Prince Harry says he was bred for ‘spare parts’ for William

Prince Harry says he was bred for ‘spare parts’ for William

Prince Harry bitterly believes he was only raised to literally provide spare parts for his brother in case the heir apparent ever needed new organs.

“Two years older than me, Willy was the heir, while I was the spare,” the exiled prince wrote, explaining the title of his memoir, Spare, which was officially published on Tuesday.

“I was the shadow, the support, the Plan B. I was brought into the world in case something happened to Willy,” he wrote of his 40-year-old brother and current heir to the throne, William.

He said he understood his role was to be a “diversion” and “distraction” from his brother – or to provide, “if necessary, a backup” for him.

“Maybe the kidneys. Blood transfusion.

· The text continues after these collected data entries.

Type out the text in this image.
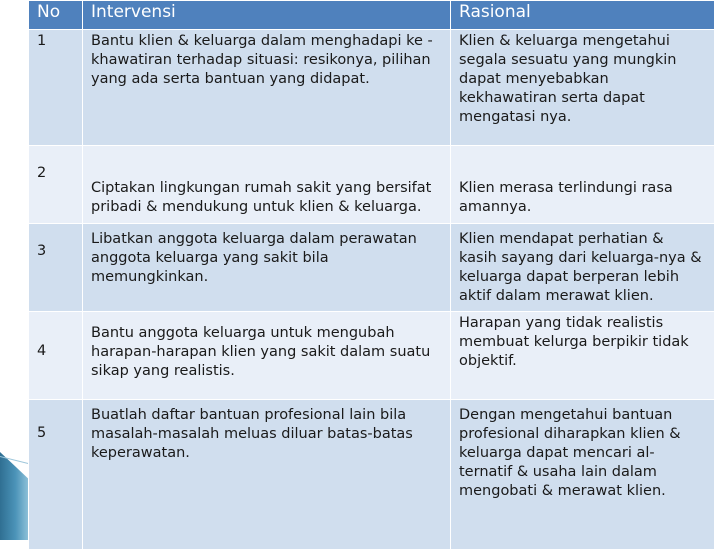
No	Intervensi	Rasional
1	Bantu klien & keluarga dalam menghadapi ke -khawatiran terhadap situasi: resikonya, pilihan yang ada serta bantuan yang didapat.	Klien & keluarga mengetahui segala sesuatu yang mungkin dapat menyebabkan kekhawatiran serta dapat mengatasi nya.
2	Ciptakan lingkungan rumah sakit yang bersifat pribadi & mendukung untuk klien & keluarga.	Klien merasa terlindungi rasa amannya.
3	Libatkan anggota keluarga dalam perawatan anggota keluarga yang sakit bila memungkinkan.	Klien mendapat perhatian & kasih sayang dari keluarga-nya & keluarga dapat berperan lebih aktif dalam merawat klien.
4	Bantu anggota keluarga untuk mengubah harapan-harapan klien yang sakit dalam suatu sikap yang realistis.	Harapan yang tidak realistis membuat kelurga berpikir tidak objektif.
5	Buatlah daftar bantuan profesional lain bila masalah-masalah meluas diluar batas-batas keperawatan.	Dengan mengetahui bantuan profesional diharapkan klien & keluarga dapat mencari al-ternatif & usaha lain dalam mengobati & merawat klien.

A speck of bone marrow,” he added in uncanny detail.

He also noted how his father, now King Charles III, could never be on a plane with his eldest son, William, “because there should be no chance that the first and second in line to the throne to hide”.

“But no one cursed whom I traveled; The backup could always be spared,” Harry asserted.

“All of this was explicitly made clear to me early on in life’s journey and was regularly reinforced thereafter,” he asserted of his apparent family standing.

Harry complained that heir and reserve clarification “wasn’t just how the press referred to us” but was also “shorthand used by” his royal family, including “Mummy,” the late Princess Diana, “and even grandmother “. Queen Elizabeth II has since died.

Prince Harry wrote in his memoir, Spare, that he believes he was bred solely to exist as spare organs that could potentially be used for his older brother, Prince Williams. REUTERS/Toby Melville/Pool/File Photo Harry claimed that “Willy was the heir” while he was the “Swap” or “Plan B.” REUTERS/Andrew Parsons-POOL Harry wrote that the nickname Spare was used by his parents, King Charles and Princess Diana.Photo by Anwar Hussein/WireImage

He says he was 20 years old when he was first told that his father had greeted his birth by joking, “Wonderful! Now you have given me an heir and a reserve—my work is done.”

“A joke. Apparently,” Harry wrote, continuing his merciless dig at the king by claiming that “minutes after delivering this piece of high comedy, Pa told them he was off to meet his girlfriend” .

Despite naming his memoir “Spare” – and using his clear distaste for his role in life to justify his eventual separation from his family – Harry claims he was accepting of it at first.

Harry noted that William could never get on a plane with his father, but no one in the family cared who he traveled with. Photo by Julian Parker/UK Press via Getty Images

“I wasn’t offended, I didn’t feel anything about it,” he wrote – initially acknowledging his over-privileged life.

“Every boy and girl, at least once, imagines himself as a prince or a princess. So, reserve or no reserve, it wasn’t half bad to be really,” he admitted.

Inside Harry’s interview bombshells

However, this soon changed as Harry felt he had to make a “public sacrifice of reserves” to help raise other members of the royal family, starting with headlines in 2002 condemning his drug-addled lifestyle – which he now admits it was mostly true anyway.

It got worse when William and his wife, Catherine, Princess of Wales, had two children, according to Harry – who reckons he was told that as fifth in line to the throne, he was no longer “even reserve of reserve”. .

Harry wrote that he was “not offended” at being called Reserve. Photo by PAUL ELLIS/AFP via Getty Images Harry’s memoir, Spare, was officially released on Tuesday. Alpha / Landov

However, his supposed role in life was largely blamed for one of the most dramatic moments in the book, when Harry claims his brother knocked him to the floor during a fight.

This, Harry wrote, was because William “was in full heir mode and couldn’t understand why I wasn’t dutifully playing the role of reservoir”.

The royal family has yet to comment on Harry’s book or his seemingly endless tour of television and magazine interviews.